$16,380
Estimate: $20,000 - $30,000
Fine Art from The Estate of Angela Gross Folk
Auction: September 20, 2023 2:00 PM EDT
Signed 'John F. Folinsbee–' bottom center left; also titled on upper stretcher verso and inscribed with artist on frame verso, oil on canvas
16 x 20 in. (40.6 x 50.8cm)
Executed circa 1917-1919.
Housed in a period giltwood frame.
Ferargil Galleries, New York, New York, sale of October 28, 1919.
Collection of Graham Williford, New York, New York.
Acquired directly from the above circa 1985.
Property from the Estate of Angela Gross Folk, New Jersey.
"John Fulton Folinsbee: A Retrospective," James A. Michener Art Museum, Doylestown, Pennsylvania, March 25-June 18, 1995.
Kirsten M. Jensen, John F. Folinsbee Catalogue Raisonné (accessed online), no. JFF.1306.

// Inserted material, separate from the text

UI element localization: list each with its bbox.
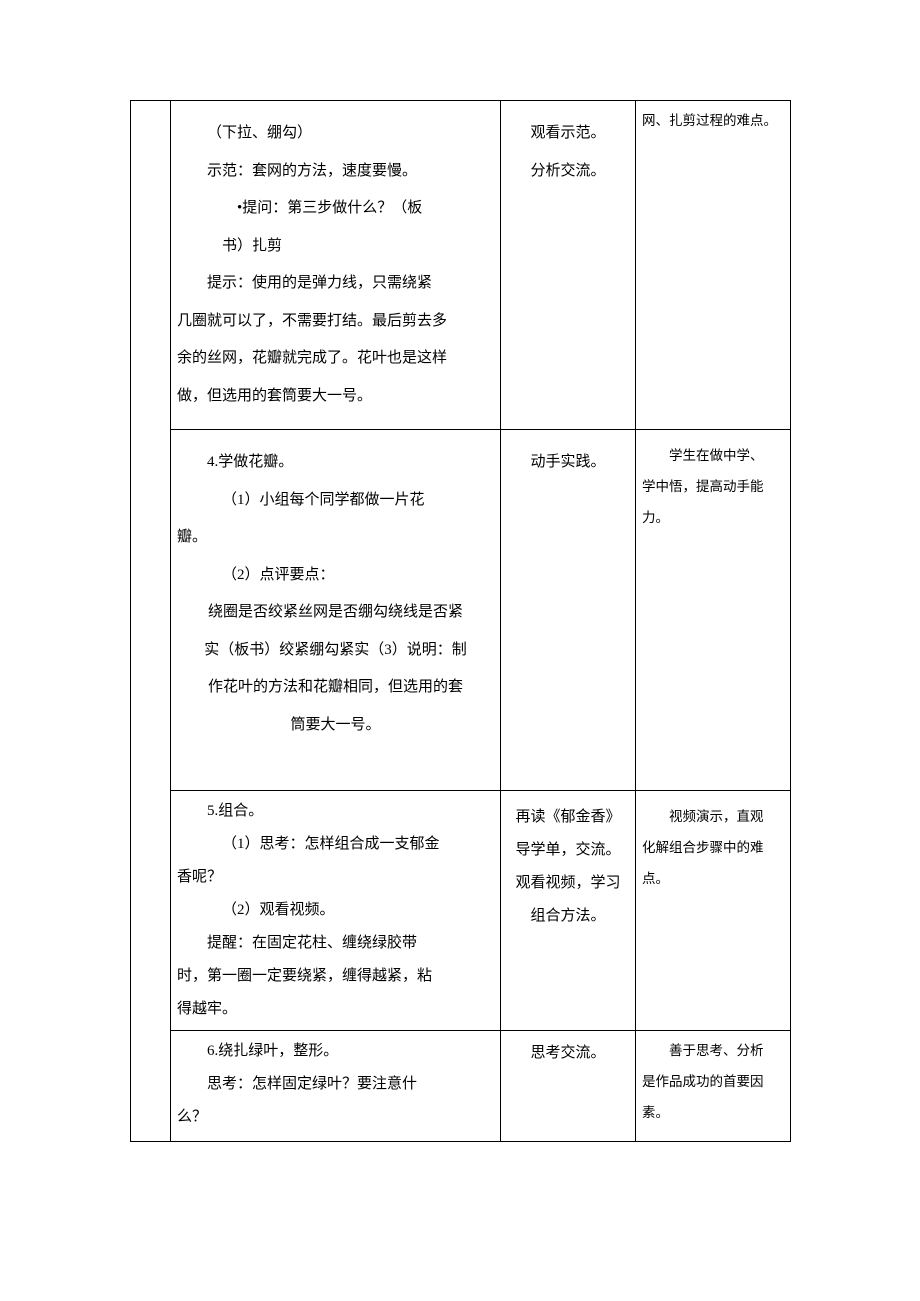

New Jersey, Winter dates to the late 1910s, not long after Folinsbee relocated to New Hope from upstate New York. Abandoning the Tonalism of Birge Harrison and John Fabian Carlson—his mentors at the Woodstock Art Colony—for full-fledged Impressionism, Folinsbee, like a number of his Bucks County contemporaries, trained his eye on the region’s landscape, vernacular architecture, and industry. Painted en plein air, or directly from nature, the present lot boasts a view of New Jersey from across the Delaware River—a vantage explored on numerous occasions, and to great effect, by the artist. With suggestive daubs, Folinsbee loosely describes the distant village. A frieze of differently colored structures comprises the composition’s middleground, their profile echoing the rise and fall of the forested hillside beyond. Just right of center, smoke and steam herald an approaching locomotive, its stylized billows bridging foreground snow with cloud-filled skies. The palette, too, is characteristic of Folinsbee’s output from this early period. Subdued tones commingle with comparatively higher-key blues, teal, and pearlescent white, while carefully orchestrated passages of light and atmosphere celebrate not only site but season.